そんな玲子さんに連れられて、ぐっさんが訪ねたのはキングストンの町から車で1時間ほどの場所にある山の中の小学校。玲子さんは過疎地やゲットーなどアートの授業がない小学校に出向き、授業をするボランティア活動を行っているのだ。子ども達は初めて触る絵の具に興味津々。クラスメートの顔を描くという玲子さんの授業に、ぐっさんも参加させてもらう。さらに小学校から、看板になるような大きな絵を一緒に書いてほしいと依頼され、すっかり生徒達と打ち解けたぐっさんもお手伝いすることに。完成したのは、子どもの手形に囲まれたカラフルなジャマイカの国の絵。ぐっさんが描いた太陽が明るく照らす。
玲子さんがこの地に渡ったのは30年前。

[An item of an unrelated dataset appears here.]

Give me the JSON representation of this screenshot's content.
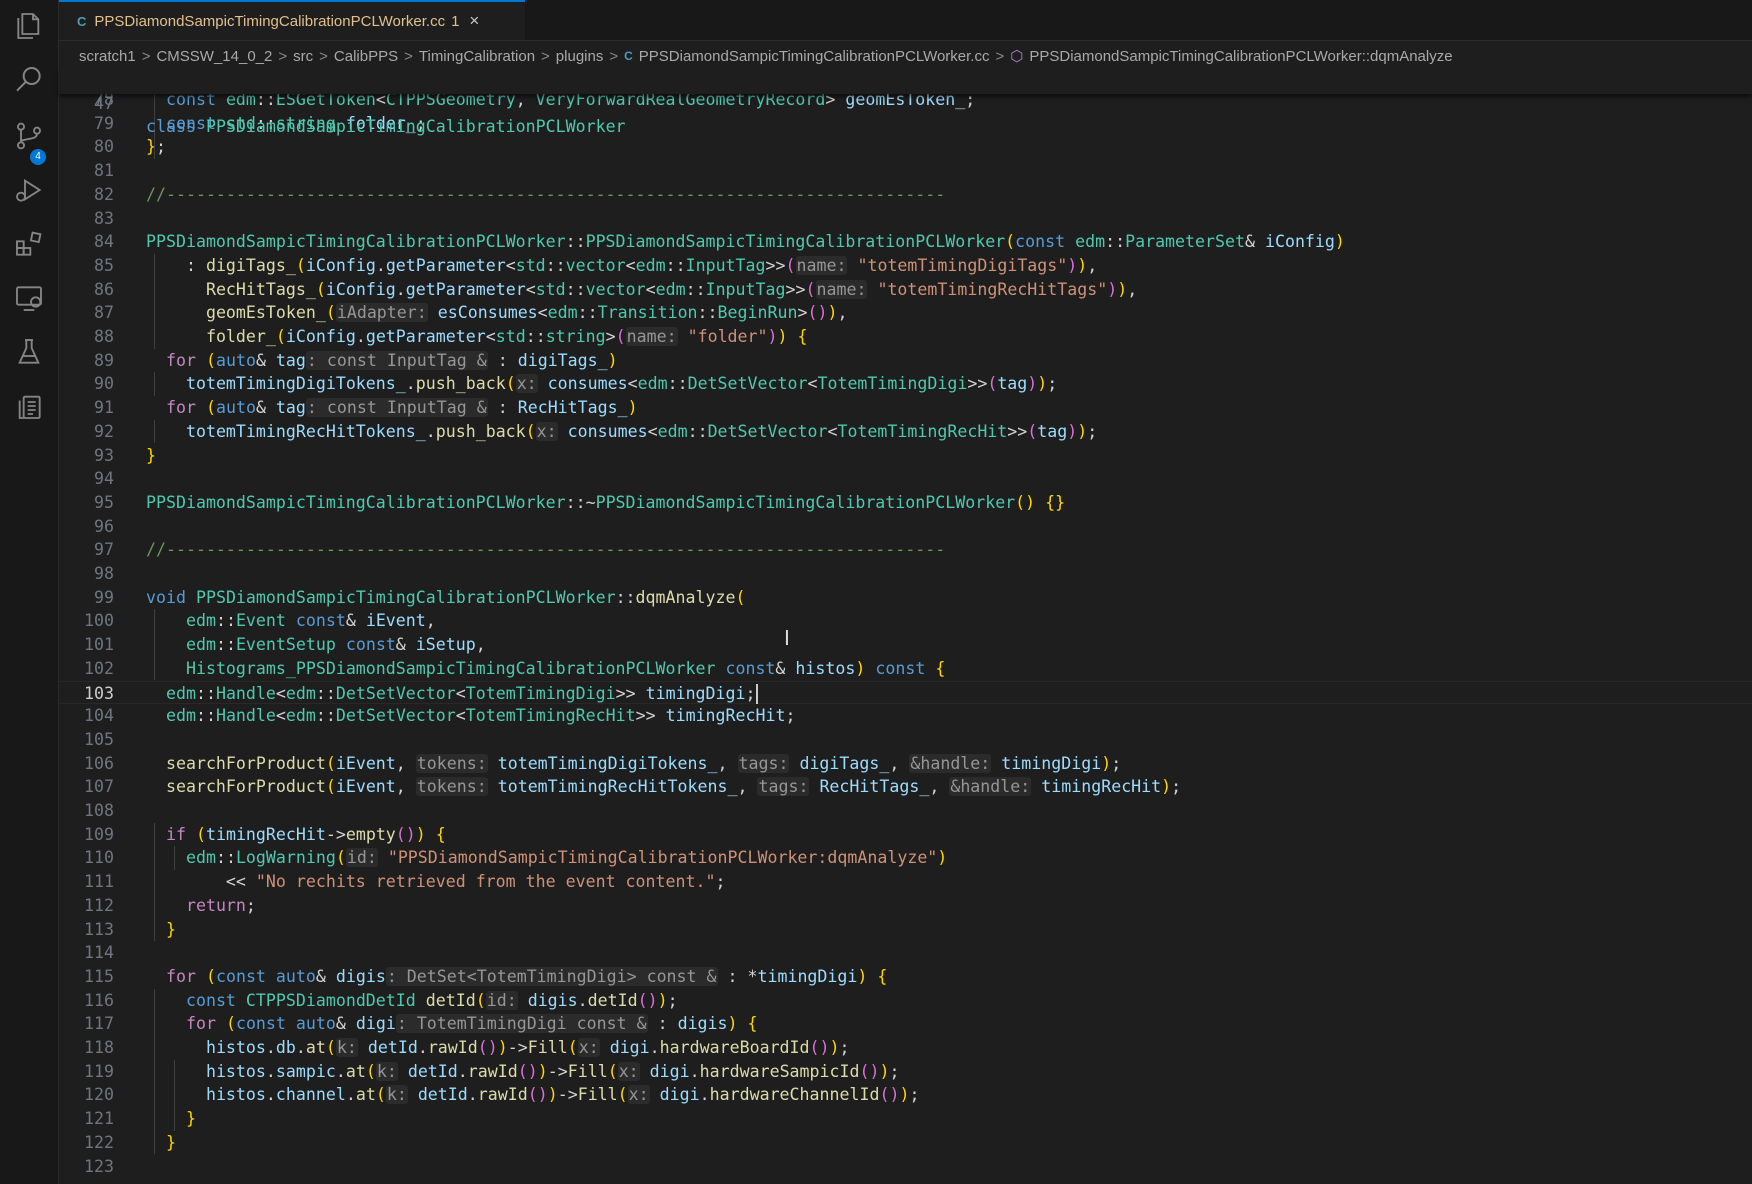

きっかけは、当時興味のあったレゲエの発祥の国であるジャマイカへ旅行で来たこと。日本での生活に息苦しさを感じていた中、人々の自由な生き方と居心地のいい街の雰囲気にたちまちとりこになったという。服飾デザイナーとして働く充実した生活を捨て、仕事はおろか住む場所もろくに決めずにジャマイカへ。家族の猛反対を受けながら家出同然で飛び出したが、そんな中でただ一人玲子さんを応援してくれたのが父の弟にあたる叔父・千年さんだった。
ジャマイカでは目に映るものすべてが新鮮で魅力的に感じ、その風景を描きたいと思った玲子さん。そこで日本にいたころから好きだった絵を再び描き始め、絵で食べていくことを決意した。キングストンの中心からほど近い自宅のアパートを訪ねたぐっさんは、今の生活について質問。玲子さんは「充実してます。学校に行ってボランティアで子ども達と触れ合う余裕もできた」と話すが、ただ日本で暮らす両親のことだけは心配だという。日本を飛び出して30年。何のあてもなくやってきたジャマイカで自分の居場所を見つけた玲子さんへ、ぐっさんが日本の家族と彼女をつなぐ叔父の想いを届ける。